2. Yew, K.S., & Cheng, E. M. (2015). Diagnosis of acute stroke. American Family Physician, 91(8), 528–536.

3. Mendis, S., Puska, P., Norrving, B., World Health Organization, World Heart Federation et al. (2011). Global Atlas on Cardiovascular Disease Prevention and Control. Geneva: World Health Organization.

4. Yang, Q., et al. (2017). Vital Signs: Recent Trends in Stroke Death Rates — United States, 2000–2015. MMWR. Morbidity and Mortality Weekly Report, 66(35), 933–939.

5. Boehme, A. K., Esenwa, C., & Elkind, M. S. V. (2017). Stroke Risk Factors, Genetics, and Prevention. Circulation Research, 120(3), 472–495.

6. Banerjee, C., & Chimowitz, M. I. (2017). Stroke Caused by Atherosclerosis of the Major Intracranial Arteries. Circulation Research, 120(3), 502–513.

7. Wang, Z., et al. (2011). Gut flora metabolism of phosphatidylcholine promotes cardiovascular disease. Nature, 472(7341), 57–63.

8. Tang, W. H. W., & Hazen, S. L. (2014). The contributory role of gut microbiota in cardiovascular disease. Journal of Clinical Investigation, 124(10), 4204–4211.

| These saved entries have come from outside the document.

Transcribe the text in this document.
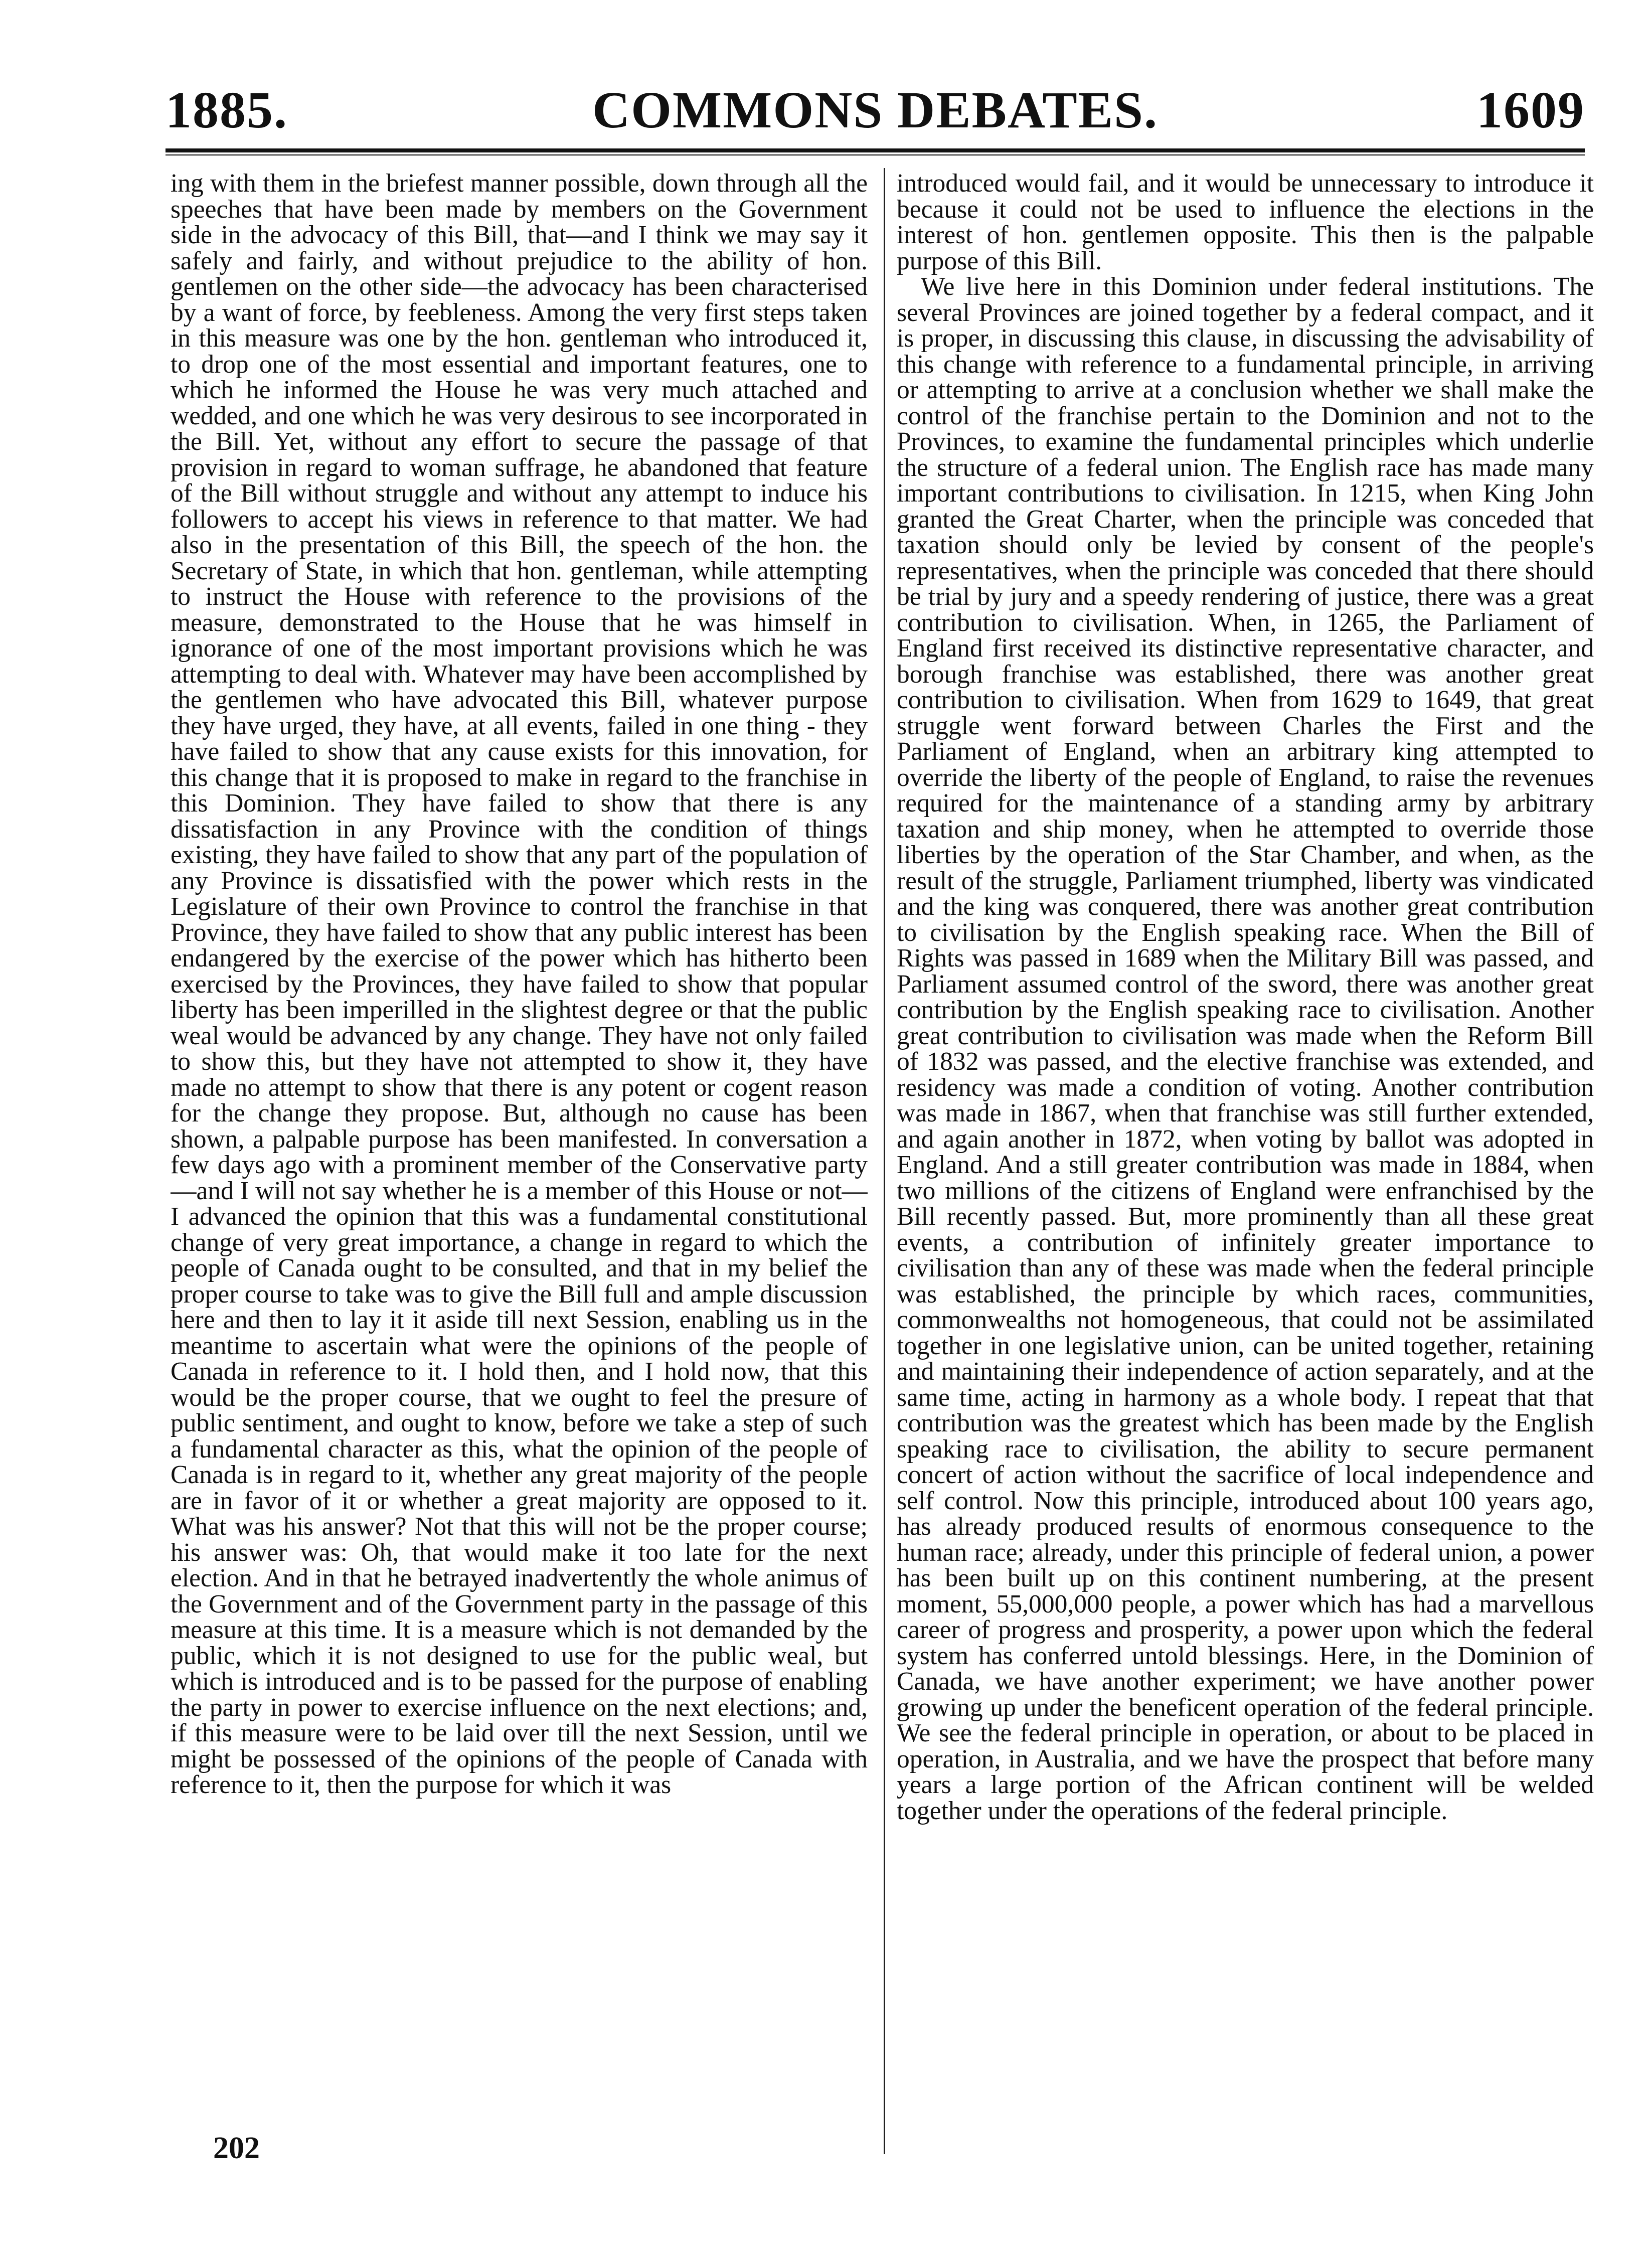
1885.	COMMONS DEBATES.	1609

ing with them in the briefest manner possible, down through all the speeches that have been made by members on the Government side in the advocacy of this Bill, that—and I think we may say it safely and fairly, and without prejudice to the ability of hon. gentlemen on the other side—the advocacy has been characterised by a want of force, by feebleness. Among the very first steps taken in this measure was one by the hon. gentleman who introduced it, to drop one of the most essential and important features, one to which he informed the House he was very much attached and wedded, and one which he was very desirous to see incorporated in the Bill. Yet, without any effort to secure the passage of that provision in regard to woman suffrage, he abandoned that feature of the Bill without struggle and without any attempt to induce his followers to accept his views in reference to that matter. We had also in the presentation of this Bill, the speech of the hon. the Secretary of State, in which that hon. gentleman, while attempting to instruct the House with reference to the provisions of the measure, demonstrated to the House that he was himself in ignorance of one of the most important provisions which he was attempting to deal with. Whatever may have been accomplished by the gentlemen who have advocated this Bill, whatever purpose they have urged, they have, at all events, failed in one thing - they have failed to show that any cause exists for this innovation, for this change that it is proposed to make in regard to the franchise in this Dominion. They have failed to show that there is any dissatisfaction in any Province with the condition of things existing, they have failed to show that any part of the population of any Province is dissatisfied with the power which rests in the Legislature of their own Province to control the franchise in that Province, they have failed to show that any public interest has been endangered by the exercise of the power which has hitherto been exercised by the Provinces, they have failed to show that popular liberty has been imperilled in the slightest degree or that the public weal would be advanced by any change. They have not only failed to show this, but they have not attempted to show it, they have made no attempt to show that there is any potent or cogent reason for the change they propose. But, although no cause has been shown, a palpable purpose has been manifested. In conversation a few days ago with a prominent member of the Conservative party—and I will not say whether he is a member of this House or not—I advanced the opinion that this was a fundamental constitutional change of very great importance, a change in regard to which the people of Canada ought to be consulted, and that in my belief the proper course to take was to give the Bill full and ample discussion here and then to lay it it aside till next Session, enabling us in the meantime to ascertain what were the opinions of the people of Canada in reference to it. I hold then, and I hold now, that this would be the proper course, that we ought to feel the presure of public sentiment, and ought to know, before we take a step of such a fundamental character as this, what the opinion of the people of Canada is in regard to it, whether any great majority of the people are in favor of it or whether a great majority are opposed to it. What was his answer? Not that this will not be the proper course; his answer was: Oh, that would make it too late for the next election. And in that he betrayed inadvertently the whole animus of the Government and of the Government party in the passage of this measure at this time. It is a measure which is not demanded by the public, which it is not designed to use for the public weal, but which is introduced and is to be passed for the purpose of enabling the party in power to exercise influence on the next elections; and, if this measure were to be laid over till the next Session, until we might be possessed of the opinions of the people of Canada with reference to it, then the purpose for which it was

introduced would fail, and it would be unnecessary to introduce it because it could not be used to influence the elections in the interest of hon. gentlemen opposite. This then is the palpable purpose of this Bill.

We live here in this Dominion under federal institutions. The several Provinces are joined together by a federal compact, and it is proper, in discussing this clause, in discussing the advisability of this change with reference to a fundamental principle, in arriving or attempting to arrive at a conclusion whether we shall make the control of the franchise pertain to the Dominion and not to the Provinces, to examine the fundamental principles which underlie the structure of a federal union. The English race has made many important contributions to civilisation. In 1215, when King John granted the Great Charter, when the principle was conceded that taxation should only be levied by consent of the people's representatives, when the principle was conceded that there should be trial by jury and a speedy rendering of justice, there was a great contribution to civilisation. When, in 1265, the Parliament of England first received its distinctive representative character, and borough franchise was established, there was another great contribution to civilisation. When from 1629 to 1649, that great struggle went forward between Charles the First and the Parliament of England, when an arbitrary king attempted to override the liberty of the people of England, to raise the revenues required for the maintenance of a standing army by arbitrary taxation and ship money, when he attempted to override those liberties by the operation of the Star Chamber, and when, as the result of the struggle, Parliament triumphed, liberty was vindicated and the king was conquered, there was another great contribution to civilisation by the English speaking race. When the Bill of Rights was passed in 1689 when the Military Bill was passed, and Parliament assumed control of the sword, there was another great contribution by the English speaking race to civilisation. Another great contribution to civilisation was made when the Reform Bill of 1832 was passed, and the elective franchise was extended, and residency was made a condition of voting. Another contribution was made in 1867, when that franchise was still further extended, and again another in 1872, when voting by ballot was adopted in England. And a still greater contribution was made in 1884, when two millions of the citizens of England were enfranchised by the Bill recently passed. But, more prominently than all these great events, a contribution of infinitely greater importance to civilisation than any of these was made when the federal principle was established, the principle by which races, communities, commonwealths not homogeneous, that could not be assimilated together in one legislative union, can be united together, retaining and maintaining their independence of action separately, and at the same time, acting in harmony as a whole body. I repeat that that contribution was the greatest which has been made by the English speaking race to civilisation, the ability to secure permanent concert of action without the sacrifice of local independence and self control. Now this principle, introduced about 100 years ago, has already produced results of enormous consequence to the human race; already, under this principle of federal union, a power has been built up on this continent numbering, at the present moment, 55,000,000 people, a power which has had a marvellous career of progress and prosperity, a power upon which the federal system has conferred untold blessings. Here, in the Dominion of Canada, we have another experiment; we have another power growing up under the beneficent operation of the federal principle. We see the federal principle in operation, or about to be placed in operation, in Australia, and we have the prospect that before many years a large portion of the African continent will be welded together under the operations of the federal principle.

202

9. Randrianarisoa, E., et al. (2016). Relationship of Serum Trimethylamine N-Oxide (TMAO) Levels with early Atherosclerosis in Humans. Scientific Reports, 6(1), 26745.

10. Wen, S. W., & Wong, C. H. Y. (2017). An unexplored brain-gut microbiota axis in stroke. Gut Microbes, 8(6), 601–606.

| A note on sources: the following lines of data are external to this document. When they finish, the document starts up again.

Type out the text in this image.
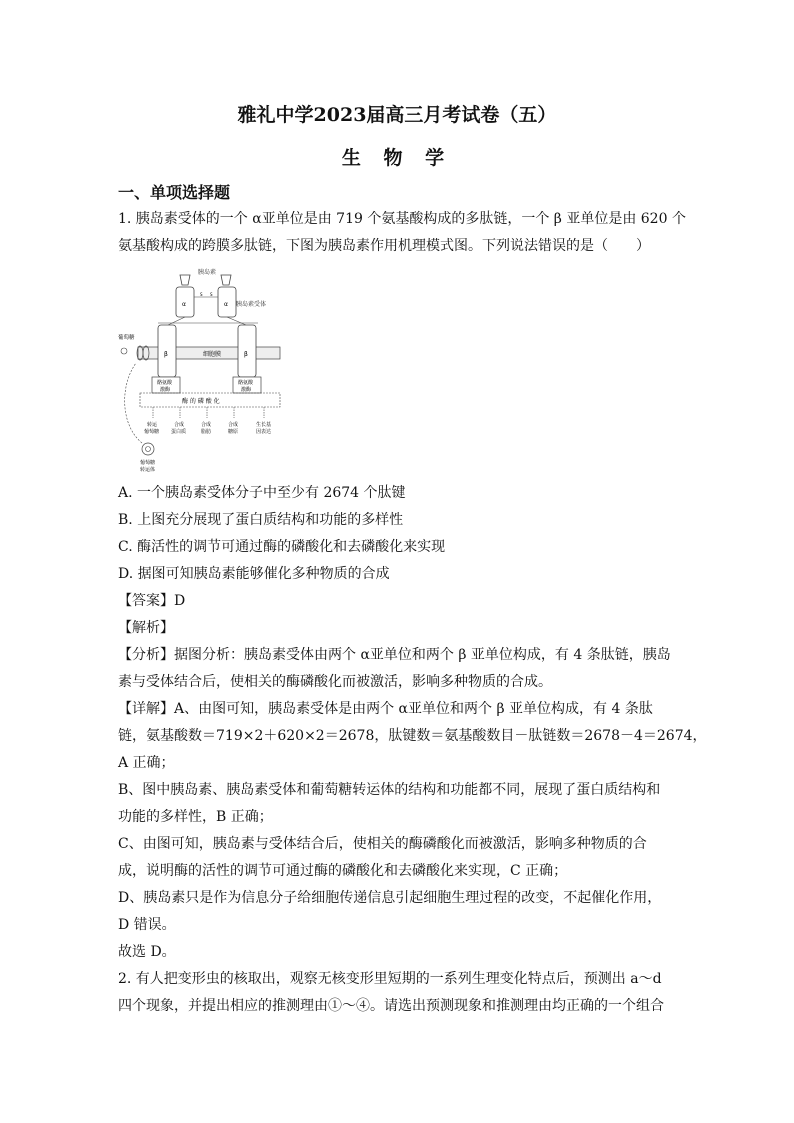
雅礼中学2023届高三月考试卷（五）
生 物 学
一、单项选择题
1. 胰岛素受体的一个 α亚单位是由 719 个氨基酸构成的多肽链，一个 β 亚单位是由 620 个
氨基酸构成的跨膜多肽链，下图为胰岛素作用机理模式图。下列说法错误的是（　　）
胰岛素
胰岛素受体
α	α
S S
细胞膜
β	β
酪氨酸
激酶
酪氨酸
激酶
酶 的 磷 酸 化
转运
葡萄糖
合成
蛋白质
合成
脂肪
合成
糖原
生长基
因表达
葡萄糖
葡萄糖
转运体
A. 一个胰岛素受体分子中至少有 2674 个肽键
B. 上图充分展现了蛋白质结构和功能的多样性
C. 酶活性的调节可通过酶的磷酸化和去磷酸化来实现
D. 据图可知胰岛素能够催化多种物质的合成
【答案】D
【解析】
【分析】据图分析：胰岛素受体由两个 α亚单位和两个 β 亚单位构成，有 4 条肽链，胰岛
素与受体结合后，使相关的酶磷酸化而被激活，影响多种物质的合成。
【详解】A、由图可知，胰岛素受体是由两个 α亚单位和两个 β 亚单位构成，有 4 条肽
链，氨基酸数＝719×2＋620×2＝2678，肽键数＝氨基酸数目－肽链数＝2678－4＝2674，
A 正确；
B、图中胰岛素、胰岛素受体和葡萄糖转运体的结构和功能都不同，展现了蛋白质结构和
功能的多样性，B 正确；
C、由图可知，胰岛素与受体结合后，使相关的酶磷酸化而被激活，影响多种物质的合
成，说明酶的活性的调节可通过酶的磷酸化和去磷酸化来实现，C 正确；
D、胰岛素只是作为信息分子给细胞传递信息引起细胞生理过程的改变，不起催化作用，
D 错误。
故选 D。
2. 有人把变形虫的核取出，观察无核变形里短期的一系列生理变化特点后，预测出 a～d
四个现象，并提出相应的推测理由①～④。请选出预测现象和推测理由均正确的一个组合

11. König, J., et al. (2016). Human Intestinal Barrier Function in Health and Disease. Clinical and Translational Gastroenterology, 7(10), e196–e196.

12. Yamashiro, K., et al. (2017). Gut dysbiosis is associated with metabolism and systemic inflammation in patients with ischemic stroke. PLOS ONE, 12(2), e0171521.

13. Meschia, J. F., et al. (2014). Guidelines for the Primary Prevention of Stroke. Stroke, 45(12), 3754–3832.